Они все только и болтают об эффективности — американская ересь, а в «Белом явлении», пожалуй, чрезмерно. Громче всех обычно мистер Стрелман, и зачастую боеприпасами ему — статистика от Роджера Мехико. К высадке в Нормандии Стрелманов сезон отчаяния был в разгаре. Доктор понял наконец, что великие континентальные клещи все-таки принесут удачу. Что эта война, это Государство, коего гражданином он стал себя ощущать, будет распущено и воссоздано миром — и что в профессиональном смысле он, по видимости, не получит с этого ни хера. Финансируются всякие радары, магические торпеды, самолеты и ракеты — а где же в мироустройстве место Стрелману? Всего только на минутку заграбастал руководство: свою Группу Абреакционных Вопросов (ГАВ), быстренько заловил себе десяток мелких Сошек, собачьего дрессировщика из варьете, студента-другого с ветеринарии И даже крупный куш — беженца д-ра Свиневича, который работал с самим Павловым в Колтушском институте еще до чисток. Всем скопом команда ГАВ принимает, исчисляет, взвешивает, классифицирует по Гиппократовым типам темперамента, сажает в клетки и тотчас подвергает экспериментам аж дюжину свежих собак еженедельно. А еще ведь есть коллеги, совладельцы Книги; все теперь — все, кто остался из первоначальных семи, — вкалывают в госпиталях, обрабатывают тех, кто измотан и контужен на поле боя по ту сторону Канала и пристукнут ракетой или бомбой по эту. В наше время тяжелых V-бомбардировок врачи видят столько абреакций, сколько врачам прежних времен не светило увидеть за несколько жизней; новые темы для исследований можно предлагать до бесконечности.
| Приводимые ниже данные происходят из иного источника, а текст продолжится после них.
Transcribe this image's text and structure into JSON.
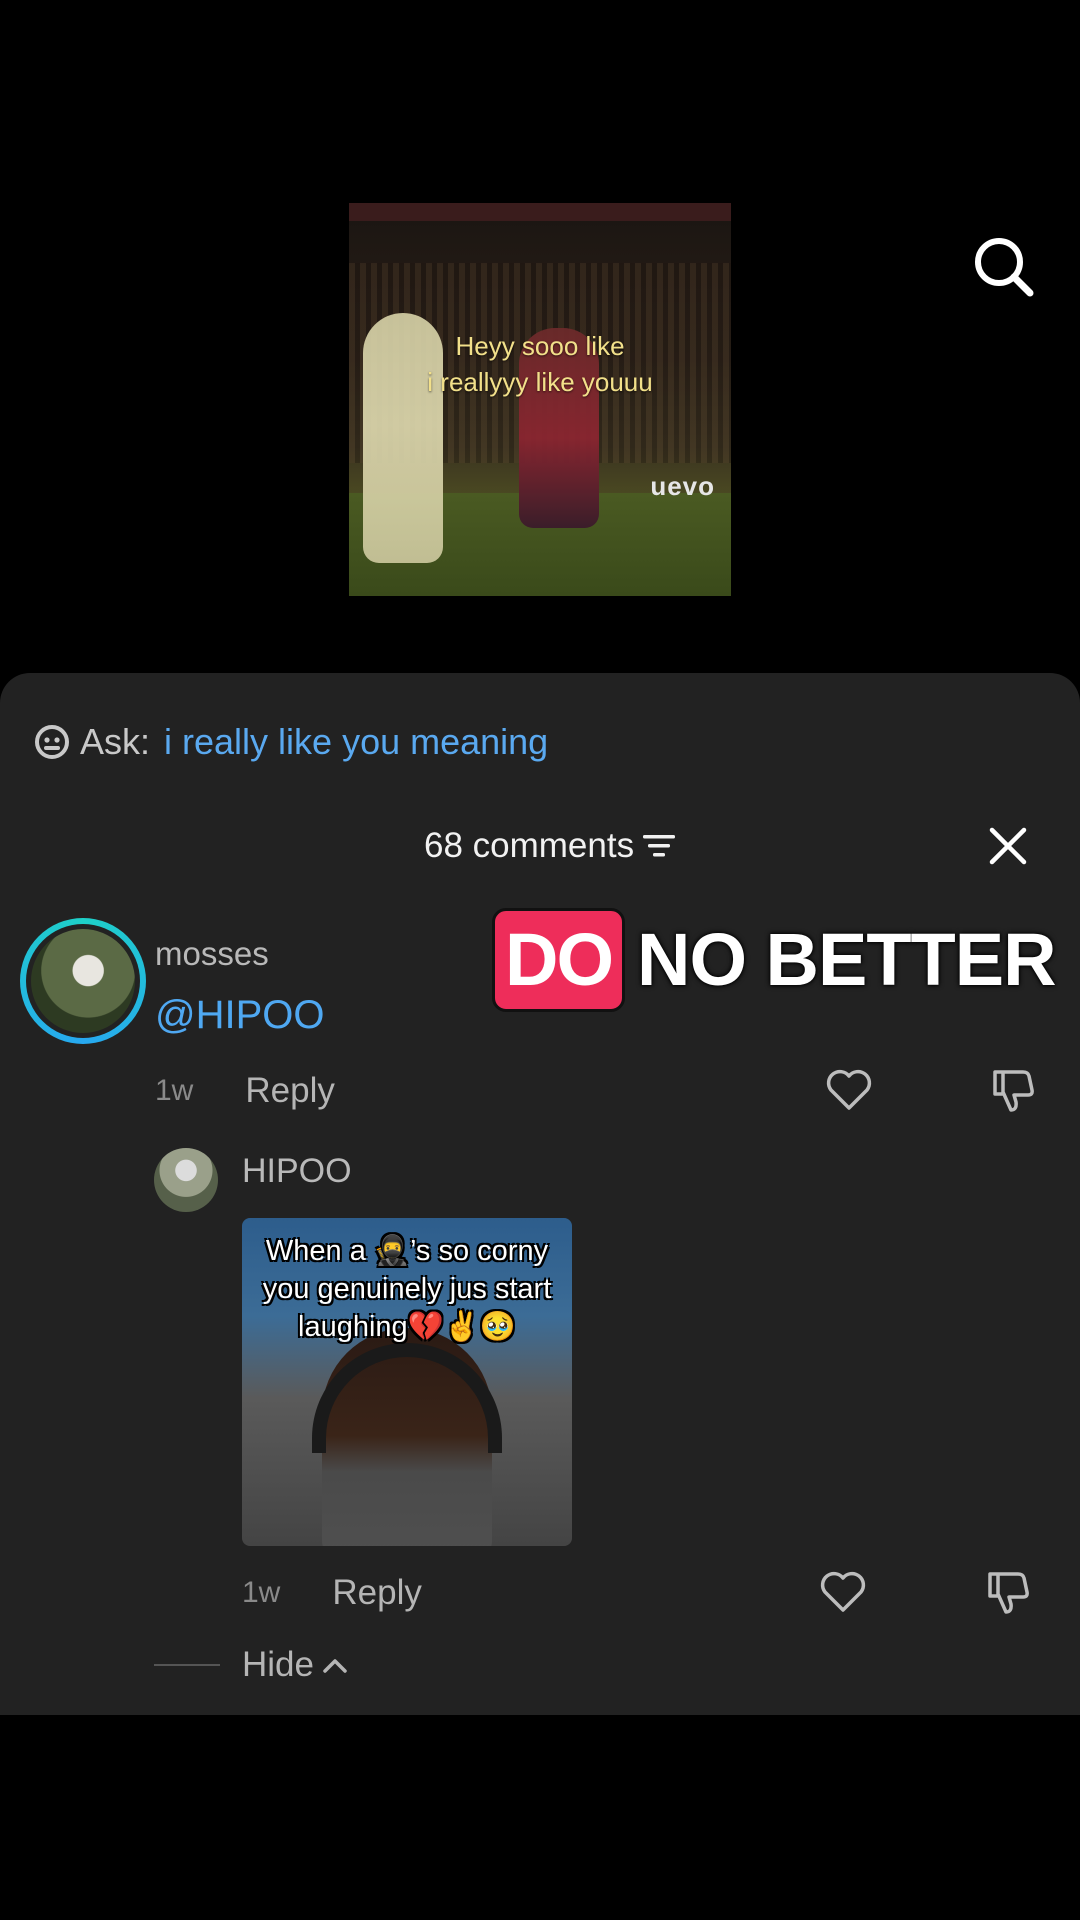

Из Д.П.П. скаредно сочится денежный ручеек, вниз по корпоративной пространственной решетке отчаянно шелестит бумага — хватает, чтобы продержаться, хватает, чтобы ГАВ пребывала колонией в войне метрополии, но до независимости не дотягивает… Статистики Мехико записывают для ГАВ капли слюны, вес тел, вольтажи, уровни громкости, частоты метронома, дозы бромида, даты и часы онемения, глухоты, слепоты, кастрации. Помощь поступает даже из Отдела Пси, колонии dégage и послушливой, начисто лишенной мирских устремлений.
Старый бригадир Мудинг пристойно уживается с этой бандой медиумов — он и сам склоняется в ту сторону. Но вот Нед Стрелман — прохиндей, ему бы только денег раздобыть побольше, — Мудинг способен лишь взирать на него и стараться не грубить. Не так высок, как его отец, и, по физиономии судя, явно не так честен. Отец был офицером медслужбы в полку Гроума Тыкка, ляжкой словил шрапнели в Зоннебеке, семь часов лежишь молча, пока они, ни слова заранее не сказав, в этой грязи, в этой вони в… да, в Зоннебеке… или — а кто был тот рыжий мужик, он еще в каске спал? аххх, вернись. Ну вот, Зоннебеке… нет, ускользнуло. Рухнувшие деревья, мертвые, гладко-серые, древеснойтекстурыводоворотомкакмерзлыйдым… рыжий… гром… без толку, без толку, блядь, нету его, и этого нету, и этого, ах ты ж господи…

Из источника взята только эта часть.